Anxiety is just as horrendous as depression for me. I used to be hit regularly with anxiety "episodes" - a wave of panic would overcome me, and I'd jump up and shove my head out the window or door. It would happen at random times, when I'd be putting baby down for a nap or watching tv. Each episode would knock me down for a week or more. One happened the day before a week at center Parcs, and I was anxious for the whole holiday, walking round all lightheaded, and anxious in the evening, just going to bed to have a break from anxiety.

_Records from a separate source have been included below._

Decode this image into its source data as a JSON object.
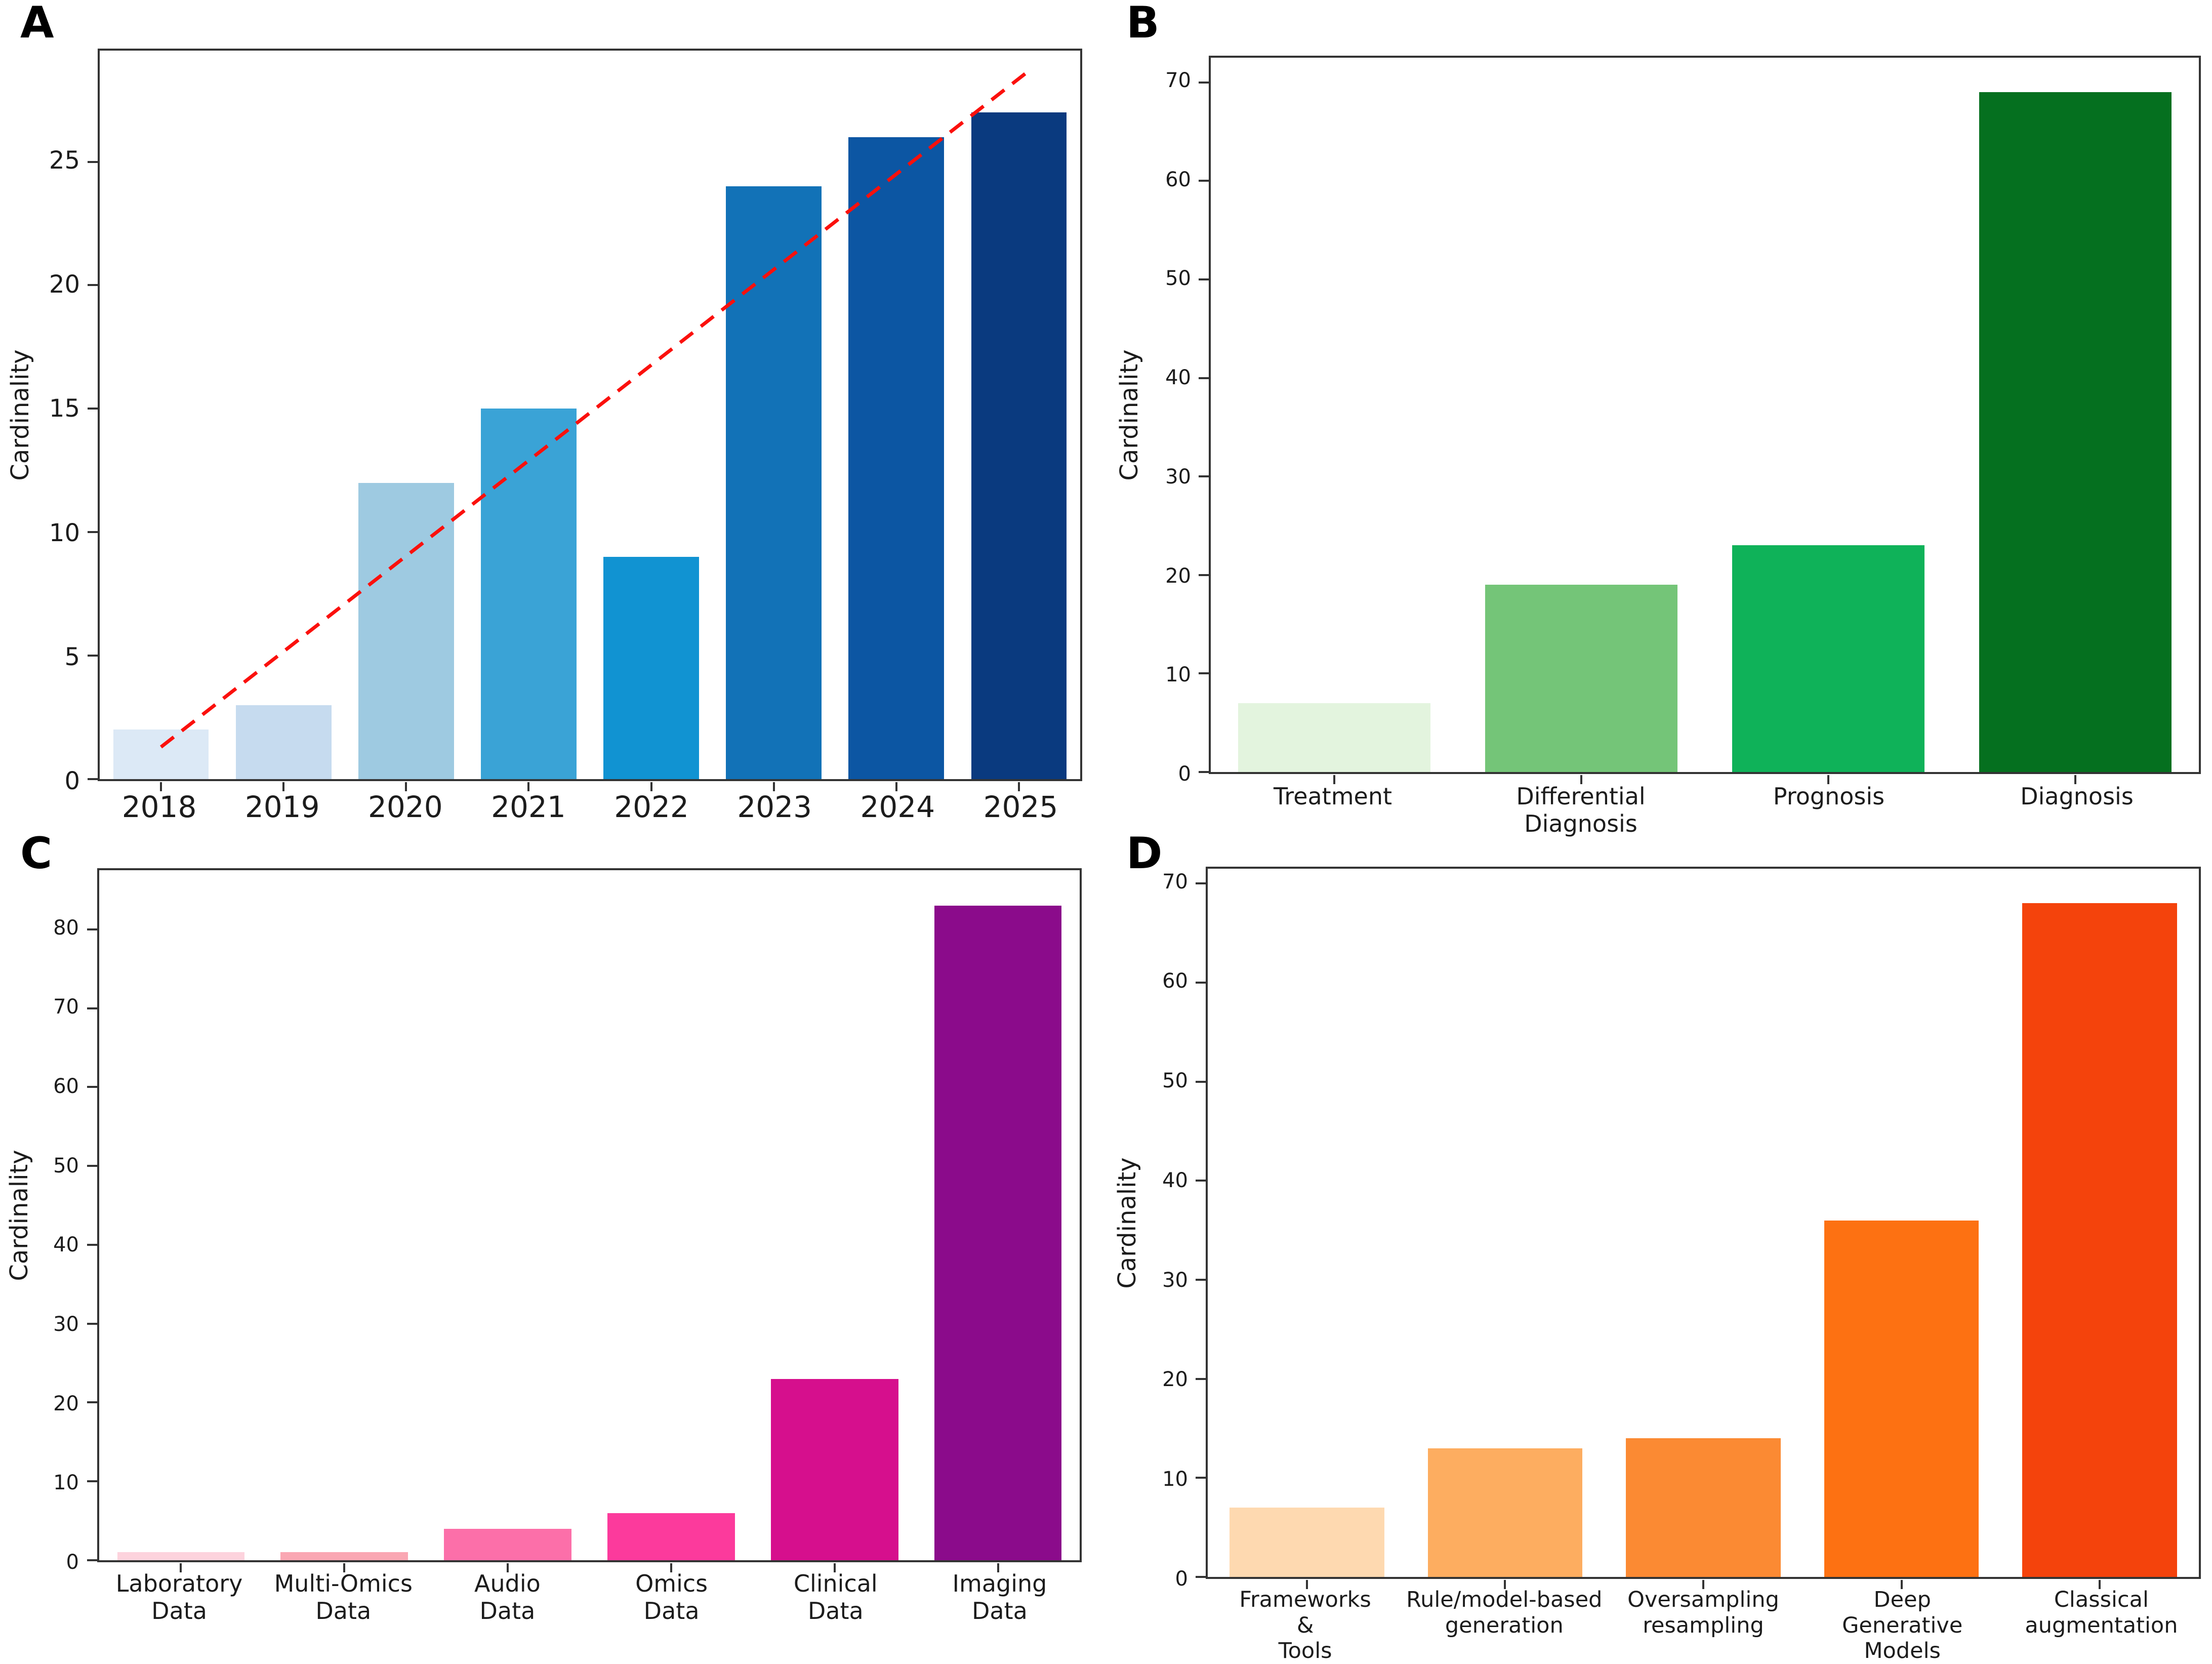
{
  "figure_labels": {
    "panel_a": "A",
    "panel_b": "B",
    "panel_c": "C",
    "panel_d": "D"
  },
  "axis_style": {
    "spine_color": "#333333",
    "tick_color": "#333333",
    "text_color": "#1c1c1c",
    "background": "#ffffff"
  },
  "chart_data": [
    {
      "panel": "A",
      "type": "bar",
      "title": "",
      "xlabel": "",
      "ylabel": "Cardinality",
      "categories": [
        "2018",
        "2019",
        "2020",
        "2021",
        "2022",
        "2023",
        "2024",
        "2025"
      ],
      "values": [
        2,
        3,
        12,
        15,
        9,
        24,
        26,
        27
      ],
      "bar_colors": [
        "#dce9f6",
        "#c6dbef",
        "#9ecae1",
        "#3aa3d6",
        "#1193d2",
        "#1272b7",
        "#0c56a3",
        "#0a3a7f"
      ],
      "yticks": [
        0,
        5,
        10,
        15,
        20,
        25
      ],
      "ylim": [
        0,
        29.5
      ],
      "grid": false,
      "legend": null,
      "trendline": {
        "color": "#fb100c",
        "style": "dashed",
        "x_start_frac": 0.0625,
        "y_start": 1.3,
        "x_end_frac": 0.945,
        "y_end": 28.6
      }
    },
    {
      "panel": "B",
      "type": "bar",
      "title": "",
      "xlabel": "",
      "ylabel": "Cardinality",
      "categories": [
        "Treatment",
        "Differential\nDiagnosis",
        "Prognosis",
        "Diagnosis"
      ],
      "values": [
        7,
        19,
        23,
        69
      ],
      "bar_colors": [
        "#e3f4de",
        "#74c578",
        "#0fb259",
        "#05701f"
      ],
      "yticks": [
        0,
        10,
        20,
        30,
        40,
        50,
        60,
        70
      ],
      "ylim": [
        0,
        72.5
      ],
      "grid": false,
      "legend": null,
      "trendline": null
    },
    {
      "panel": "C",
      "type": "bar",
      "title": "",
      "xlabel": "",
      "ylabel": "Cardinality",
      "categories": [
        "Laboratory\nData",
        "Multi-Omics\nData",
        "Audio\nData",
        "Omics\nData",
        "Clinical\nData",
        "Imaging\nData"
      ],
      "values": [
        1,
        1,
        4,
        6,
        23,
        83
      ],
      "bar_colors": [
        "#fdd3dd",
        "#faa7b3",
        "#fc6fa9",
        "#fc3a9c",
        "#d60f8d",
        "#8b0b8b"
      ],
      "yticks": [
        0,
        10,
        20,
        30,
        40,
        50,
        60,
        70,
        80
      ],
      "ylim": [
        0,
        87.5
      ],
      "grid": false,
      "legend": null,
      "trendline": null
    },
    {
      "panel": "D",
      "type": "bar",
      "title": "",
      "xlabel": "",
      "ylabel": "Cardinality",
      "categories": [
        "Frameworks\n&\nTools",
        "Rule/model-based\ngeneration",
        "Oversampling\nresampling",
        "Deep\nGenerative\nModels",
        "Classical\naugmentation"
      ],
      "values": [
        7,
        13,
        14,
        36,
        68
      ],
      "bar_colors": [
        "#fed9b0",
        "#fdad60",
        "#fb8a33",
        "#fd7112",
        "#f4430c"
      ],
      "yticks": [
        0,
        10,
        20,
        30,
        40,
        50,
        60,
        70
      ],
      "ylim": [
        0,
        71.5
      ],
      "grid": false,
      "legend": null,
      "trendline": null
    }
  ]
}
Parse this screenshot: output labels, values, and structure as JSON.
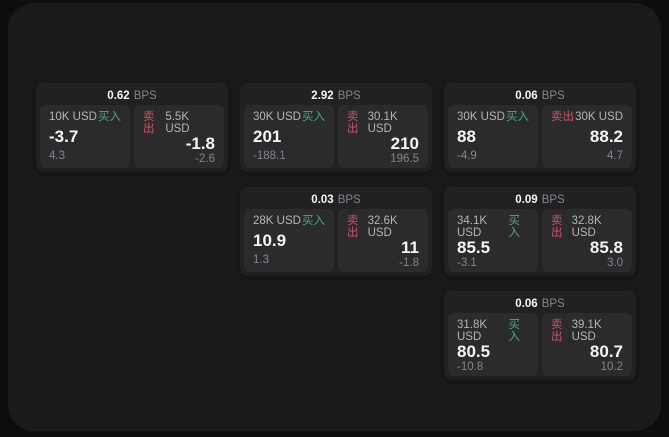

BUT........I'm not scared of anxiety now. I no longer think I'm dying when my chest hurts, I have tricks to help me. If I have anxiety, I take my mind off it by trying to remember things. For months I played "advent alphabet" - going through the alphabet thinking of an advent-related word for each letter. Advent, bauble etc. I now recite (in my head) Twas the night before Christmas (yes, I love Christmas and can be found lurking on those threads!). It has helped me loads.
I'm lucky as I know my anxiety isn't as severe as some, I'm able to take more time to myself as a SAHM (I left my job due to anxiety). Over time, it has got better, little steps need to be recognised. After an episode, I tend not to want to take my daughter out. But if we go to the beach, or aquarium, even when it's been a massive struggle for me, I think to myself, well done me. I think we are all guilty of putting pressure on ourselves sometimes, when we need to give ourselves a pat on the back every now and again.